What sounds like a trashy Mills & Boon romance is actually one of the finest portraits of the human side of science.
Johannes Kepler – astronomer, mathematician, optical engineer, and one of the key architects of the scientific revolution in the 17th century. All the ingredients for a rich scientific hagiography are there, and indeed have been amply mined on more than one occasion.
So far, so conventional. Most accounts of scientists’ lives tend to focus primarily on their research to the exclusion of their private lives. Their research is, after all, what secured them a legacy, but this chronic neglect of their human side – other than the merest details to add some anecdotal colour – contributes to a distortion in their perception. A distortion believed both by scientists and the public.
This tendency to fetishise the professional side of science generates and perpetuates a number of misleading notions about how scientists really work. It tends to simplify research narratives into a lonely quest undertaken by one person or persons. It tends to present scientists as a breed set apart from the politics of the time. And it tends to overlook that they are in many respects unremarkable people, with conventional upbringings, family lives, and relationships.
It’s this misrepresentation that Ulinka Rublack’s superb book tackles, dealing with an aspect of Kepler’s life that – though hardly unknown – is generally downplayed in the rush to celebrate his laws of planetary motion: the trial of his own mother for witchcraft in 1620.
Rublack does a quite remarkable job of evoking the setting, richly detailing the daily rhythms and communal rituals of life in late 16th and early 17th century Germany as it undergoes the first convulsions of the ultimately ruinous Thirty Years War. It’s a risky approach in some ways, as both Kepler and his mother end up merely as two lights in a constellation of provincial and urban personalities and voices.
Risky it may be, but it pays off in spades. By expending so much time to scene-setting, Rublack manages the trick of making the witchcraft accusation and its prolonged resolution queasily immediate. Having spent so much time getting to know not just Kepler’s family but also their neighbours, it’s rightly unnerving to sense suddenly the way in which a community can turn against a scapegoat once some mud has been made to stick.
What’s truly commendable too is that Rublack achieves this without descending into reimagined scenes or cod psychology. The narrative remains detached yet still embedded in the time, almost as if a cultural anthropologist were walking amongst these superstitious townsfolk and calmly documenting their hysteria. Kepler’s own wealth of letters and the court transcripts and other first-hand written evidence enable a confident evocation that never once strays into tackiness.
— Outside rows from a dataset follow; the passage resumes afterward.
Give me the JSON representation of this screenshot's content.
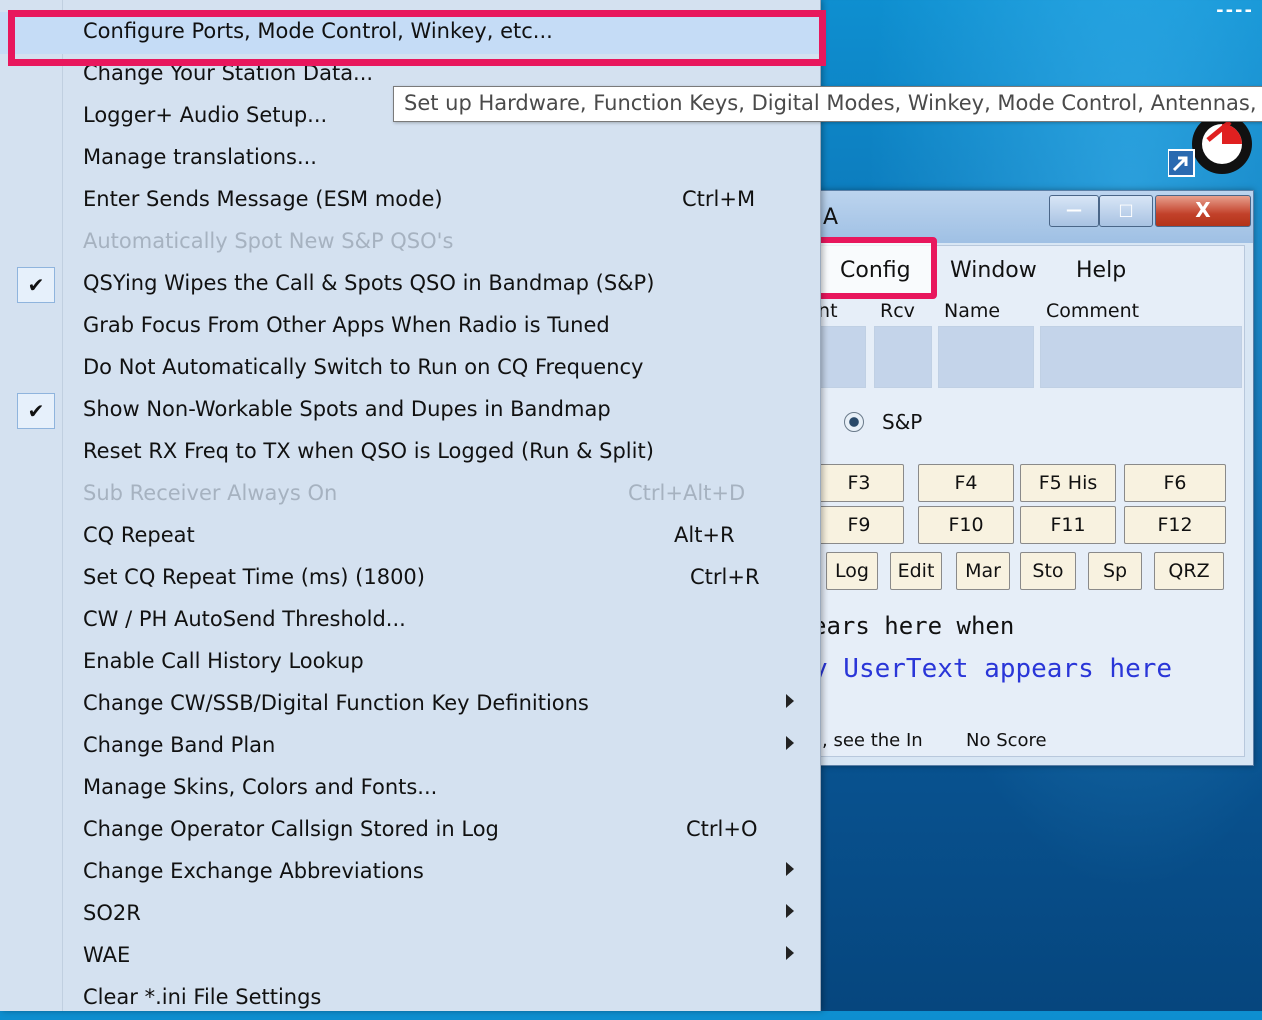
{
  "desktop": {
    "corner_text": "----"
  },
  "menu": {
    "items": [
      {
        "label": "Configure Ports, Mode Control, Winkey, etc...",
        "shortcut": "",
        "disabled": false,
        "checked": false,
        "submenu": false
      },
      {
        "label": "Change Your Station Data...",
        "shortcut": "",
        "disabled": false,
        "checked": false,
        "submenu": false
      },
      {
        "label": "Logger+ Audio Setup...",
        "shortcut": "",
        "disabled": false,
        "checked": false,
        "submenu": false
      },
      {
        "label": "Manage translations...",
        "shortcut": "",
        "disabled": false,
        "checked": false,
        "submenu": false
      },
      {
        "label": "Enter Sends Message (ESM mode)",
        "shortcut": "Ctrl+M",
        "disabled": false,
        "checked": false,
        "submenu": false
      },
      {
        "label": "Automatically Spot New S&P QSO's",
        "shortcut": "",
        "disabled": true,
        "checked": false,
        "submenu": false
      },
      {
        "label": "QSYing Wipes the Call & Spots QSO in Bandmap (S&P)",
        "shortcut": "",
        "disabled": false,
        "checked": true,
        "submenu": false
      },
      {
        "label": "Grab Focus From Other Apps When Radio is Tuned",
        "shortcut": "",
        "disabled": false,
        "checked": false,
        "submenu": false
      },
      {
        "label": "Do Not Automatically Switch to Run on CQ Frequency",
        "shortcut": "",
        "disabled": false,
        "checked": false,
        "submenu": false
      },
      {
        "label": "Show Non-Workable Spots and Dupes in Bandmap",
        "shortcut": "",
        "disabled": false,
        "checked": true,
        "submenu": false
      },
      {
        "label": "Reset RX Freq to TX when QSO is Logged (Run & Split)",
        "shortcut": "",
        "disabled": false,
        "checked": false,
        "submenu": false
      },
      {
        "label": "Sub Receiver Always On",
        "shortcut": "Ctrl+Alt+D",
        "disabled": true,
        "checked": false,
        "submenu": false
      },
      {
        "label": "CQ Repeat",
        "shortcut": "Alt+R",
        "disabled": false,
        "checked": false,
        "submenu": false
      },
      {
        "label": "Set CQ Repeat Time (ms) (1800)",
        "shortcut": "Ctrl+R",
        "disabled": false,
        "checked": false,
        "submenu": false
      },
      {
        "label": "CW / PH AutoSend Threshold...",
        "shortcut": "",
        "disabled": false,
        "checked": false,
        "submenu": false
      },
      {
        "label": "Enable Call History Lookup",
        "shortcut": "",
        "disabled": false,
        "checked": false,
        "submenu": false
      },
      {
        "label": "Change CW/SSB/Digital Function Key Definitions",
        "shortcut": "",
        "disabled": false,
        "checked": false,
        "submenu": true
      },
      {
        "label": "Change Band Plan",
        "shortcut": "",
        "disabled": false,
        "checked": false,
        "submenu": true
      },
      {
        "label": "Manage Skins, Colors and Fonts...",
        "shortcut": "",
        "disabled": false,
        "checked": false,
        "submenu": false
      },
      {
        "label": "Change Operator Callsign Stored in Log",
        "shortcut": "Ctrl+O",
        "disabled": false,
        "checked": false,
        "submenu": false
      },
      {
        "label": "Change Exchange Abbreviations",
        "shortcut": "",
        "disabled": false,
        "checked": false,
        "submenu": true
      },
      {
        "label": "SO2R",
        "shortcut": "",
        "disabled": false,
        "checked": false,
        "submenu": true
      },
      {
        "label": "WAE",
        "shortcut": "",
        "disabled": false,
        "checked": false,
        "submenu": true
      },
      {
        "label": "Clear *.ini File Settings",
        "shortcut": "",
        "disabled": false,
        "checked": false,
        "submenu": false
      }
    ],
    "check_glyph": "✔"
  },
  "tooltip": {
    "text": "Set up Hardware, Function Keys, Digital Modes, Winkey, Mode Control, Antennas,"
  },
  "window": {
    "title": "A",
    "caption": {
      "minimize": "—",
      "maximize": "□",
      "close": "X"
    },
    "menubar": {
      "config": "Config",
      "window": "Window",
      "help": "Help"
    },
    "columns": {
      "snt": "Snt",
      "rcv": "Rcv",
      "name": "Name",
      "comment": "Comment"
    },
    "mode_option": "S&P",
    "fkeys_row1": [
      "F3",
      "F4",
      "F5 His",
      "F6"
    ],
    "fkeys_row2": [
      "F9",
      "F10",
      "F11",
      "F12"
    ],
    "buttons_row3": [
      "Log",
      "Edit",
      "Mar",
      "Sto",
      "Sp",
      "QRZ"
    ],
    "info_text": "ears here when",
    "usertext": "y UserText appears here",
    "status_left": ", see the In",
    "status_score": "No Score"
  },
  "colors": {
    "highlight": "#e8175d",
    "usertext": "#2a36d8",
    "menu_bg": "#d4e1f0"
  }
}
And it doesn’t just depict the era. The portrait of Kepler that emerges is one that will be instantly familiar to any contemporary academic. Perpetually seeking money, juggling projects, distracted by domestic tribulations, doing research as best he can in uncertain and unstable circumstances, and all the while trying to project an image of himself as a man of standing and influence. This is not how scientists are remembered by posterity; this is how they actually are.
What’s truly heartwarming is that Kepler set aside his research and moved back to his home district in order to personally prepare his mother’s legal defence. Rublack then neatly demonstrates how Kepler’s own scientific skills were marshalled to the preparation of his mother’s legal defence. What is the data? How reliable is it? How often has it been reproduced? Have there been any errors in its acquisition? Is there an alternative interpretation of the results? Which interpretation is more likely? What is the most parsimonious explanation?
These questions are the very lifeblood of scientific experimentation, and it’s hard not to feel a partisan pleasure in seeing Kepler employ the new intellectual techniques of the scientific revolution to deconstruct his mother’s accusers’ case. Any young scientist who doubts that they are acquiring transferable skills as part of their training, treat this as Exhibit A.
What emerges then is a vivid impression of a scientist, not some ur-figure but a scientist in the same sense as we understand it now, applying his newly-honed skills in the defence of his mother and his family name, and apparently acquiring a new and profound respect for her in the process. This emphasis on the human side of perennial scientific icon is both unusual and highly commendable. The epilogue is a superb meditation not just on Kepler the person, but also on his mother as a woman of that same era.
At a time when the role of women in science is rightly and increasingly being acknowledged, and when the unsavoury undercurrents of sexism, sexual harassment, and chronic belittlement that have and continue to impede their progress are being brought to light, it seems fitting to have a book that reminds us that this kind of persecution once had a murderous outcome. Kepler’s mother, Rublack reminds us, is emblematic of the kind of wise woman/village healer that featured in all communities, and who could so easily become a victim of their prejudice.